Se trataba de un peral bastante viejo, calcularon su edad en torno a los 40 ó 50 años, de forma espigada y de unos 8 metros de altura, con sus ramas grisáceas ya desnudas, tan solo arropadas por fina capa de musgo verde y alguna bolsa blanca de plástico enganchada a sus ramas. Nada especial, en principio. “Miren, miren, ahí está”, decía el hombre. En la dirección que señalaba su dedo podía verse el curioso fenómeno: brotando directamente del grueso y arrugado tronco y casi a la altura de los ojos de los atónitos observadores, había una fina ramita gris, con unas pocas hojas color verde tierno y, aproximadamente una docena de flores blancas bien abiertas, mostrando sus cinco pétalos, unos estambres amarillos y el cuello verde del pistilo sobresaliendo en el medio. Una rama de peral florecido no tendría por qué tener nada anormal si no fuera porque aquello estaba ocurriendo pasada la tercera semana del mes de octubre.

Los científicos de la USC, decidieron que este fenómeno era completamente inusual y merecedor de un detenido estudio. Un grupo de investigadores bajó del adarve y tras rodear una manzana de casas y atravesar un amplio aparcamiento privado, llegaron al pie del árbol donde procedieron a inspeccionar su entorno, tomando muestras de tierra y otras plantas del suelo, biopsias de corteza y muestras de savia que iban guardando en tubos y cajas preparados dentro de sus maletines. Otro grupo, desde el adarve, se dedicaba a recoger cuidadosamente muestras de hojas, polen y alguna que otra flor.

Así mismo, dos fotógrafos disparaban retiradamente sus cámaras réflex, provistas de potentes teleobjetivos y macros, tomando imágenes del árbol, la ramita y las flores desde todos los ángulos posibles. Mientras tanto, otro científico anotaba en una hoja de su cuaderno con fecha de hoy, 23 de octubre de 2008, varios datos referentes al fenómeno: “La rama no ha sido injertada, brotando directamente del mismo tronco. Su edad oscila en torno a los 12 ó 24 meses, siendo más probable cifrarla en los 18. Las flores presentan un aspecto y morfología normal para un ejemplar de la especie Pyrus comunis…”.

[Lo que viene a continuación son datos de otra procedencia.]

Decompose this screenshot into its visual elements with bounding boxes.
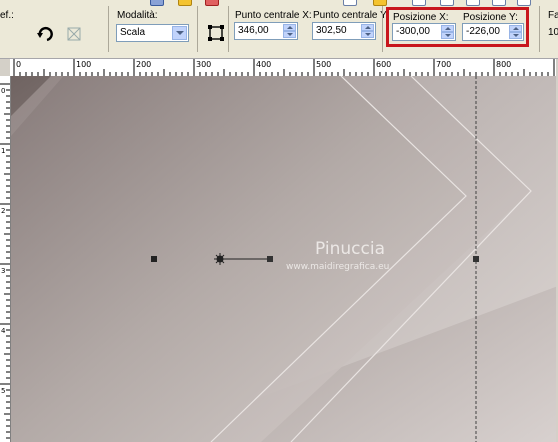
toolbar-top-icon[interactable] — [178, 0, 192, 6]
image-canvas[interactable]: Pinuccia www.maidiregrafica.eu — [11, 76, 558, 442]
rotate-icon[interactable] — [35, 24, 55, 44]
vertical-ruler: 0123456 — [0, 76, 11, 442]
ruler-label: 700 — [436, 60, 451, 69]
chevron-down-icon[interactable] — [172, 26, 187, 40]
toolbar-top-icon[interactable] — [492, 0, 506, 6]
toolbar-top-icon[interactable] — [440, 0, 454, 6]
ruler-label: 1 — [1, 147, 5, 155]
arrow-up-icon[interactable] — [361, 24, 374, 31]
toolbar-top-icon[interactable] — [373, 0, 387, 6]
pos-x-label: Posizione X: — [393, 12, 449, 23]
watermark-url: www.maidiregrafica.eu — [286, 262, 389, 272]
ruler-label: 0 — [16, 60, 21, 69]
ruler-label: 200 — [136, 60, 151, 69]
separator — [228, 6, 229, 52]
arrow-down-icon[interactable] — [441, 32, 454, 39]
ruler-label: 600 — [376, 60, 391, 69]
center-x-label: Punto centrale X: — [235, 10, 312, 21]
pos-y-field[interactable]: -226,00 — [462, 23, 524, 41]
arrow-down-icon[interactable] — [283, 31, 296, 38]
watermark-title: Pinuccia — [315, 239, 385, 259]
arrow-down-icon[interactable] — [509, 32, 522, 39]
reset-icon[interactable] — [64, 24, 84, 44]
center-y-value: 302,50 — [316, 25, 347, 36]
ruler-corner — [0, 59, 10, 76]
arrow-up-icon[interactable] — [283, 24, 296, 31]
mode-value: Scala — [120, 27, 146, 38]
mode-label: Modalità: — [117, 10, 158, 21]
separator — [382, 6, 383, 52]
center-y-field[interactable]: 302,50 — [312, 22, 376, 40]
spin-arrows[interactable] — [441, 25, 454, 39]
pos-y-label: Posizione Y: — [463, 12, 518, 23]
separator — [539, 6, 540, 52]
ruler-label: 500 — [316, 60, 331, 69]
center-x-field[interactable]: 346,00 — [234, 22, 298, 40]
toolbar-top-icon[interactable] — [150, 0, 164, 6]
separator — [108, 6, 109, 52]
cut-value-right: 10 — [548, 27, 558, 38]
spin-arrows[interactable] — [509, 25, 522, 39]
horizontal-ruler: 0 100 200 300 400 500 600 700 800 — [10, 59, 558, 77]
pos-x-value: -300,00 — [396, 26, 430, 37]
ruler-label: 800 — [496, 60, 511, 69]
mode-select[interactable]: Scala — [116, 24, 189, 42]
toolbar-top-icon[interactable] — [205, 0, 219, 6]
spin-arrows[interactable] — [283, 24, 296, 38]
toolbar-top-icon[interactable] — [412, 0, 426, 6]
transform-icon[interactable] — [206, 23, 226, 43]
toolbar-top-icon[interactable] — [466, 0, 480, 6]
cut-label-left: ef.: — [0, 10, 14, 21]
arrow-up-icon[interactable] — [441, 25, 454, 32]
rotation-handle[interactable] — [267, 256, 273, 262]
ruler-label: 100 — [76, 60, 91, 69]
ruler-label: 2 — [1, 207, 5, 215]
pos-y-value: -226,00 — [466, 26, 500, 37]
arrow-down-icon[interactable] — [361, 31, 374, 38]
ruler-label: 5 — [1, 387, 5, 395]
arrow-up-icon[interactable] — [509, 25, 522, 32]
ruler-label: 3 — [1, 267, 5, 275]
toolbar-top-icon[interactable] — [343, 0, 357, 6]
toolbar-top-icon[interactable] — [517, 0, 531, 6]
cut-label-right: Fa — [548, 10, 558, 21]
separator — [197, 6, 198, 52]
ruler-label: 300 — [196, 60, 211, 69]
ruler-label: 0 — [1, 87, 5, 95]
toolbar: ef.: Modalità: Scala Punto centrale X: 3… — [0, 0, 558, 59]
ruler-label: 400 — [256, 60, 271, 69]
spin-arrows[interactable] — [361, 24, 374, 38]
deform-handle[interactable] — [151, 256, 157, 262]
center-y-label: Punto centrale Y: — [313, 10, 389, 21]
deform-handle[interactable] — [473, 256, 479, 262]
pos-x-field[interactable]: -300,00 — [392, 23, 456, 41]
ruler-label: 4 — [1, 327, 6, 335]
center-x-value: 346,00 — [238, 25, 269, 36]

Tras una reunión celebrada en el mismo pie del árbol, se descartó trasplantarlo a un vivero-hospital, por así decirlo, porque dada la avanzada edad del espécimen se temía por su supervivecia, de modo que se le mantendría en su ubicación actual y se realizarían in situ todos los estudios pertinentes. La Policía Municipal procedió a acordonar la zona con cintas de plástico para protegerlo de la avidez de los muchos curiosos que se estaban empezando a concentrar tanto alrededor del tronco del árbol como a la vera de sus ramas, sobre el adarve de la Muralla.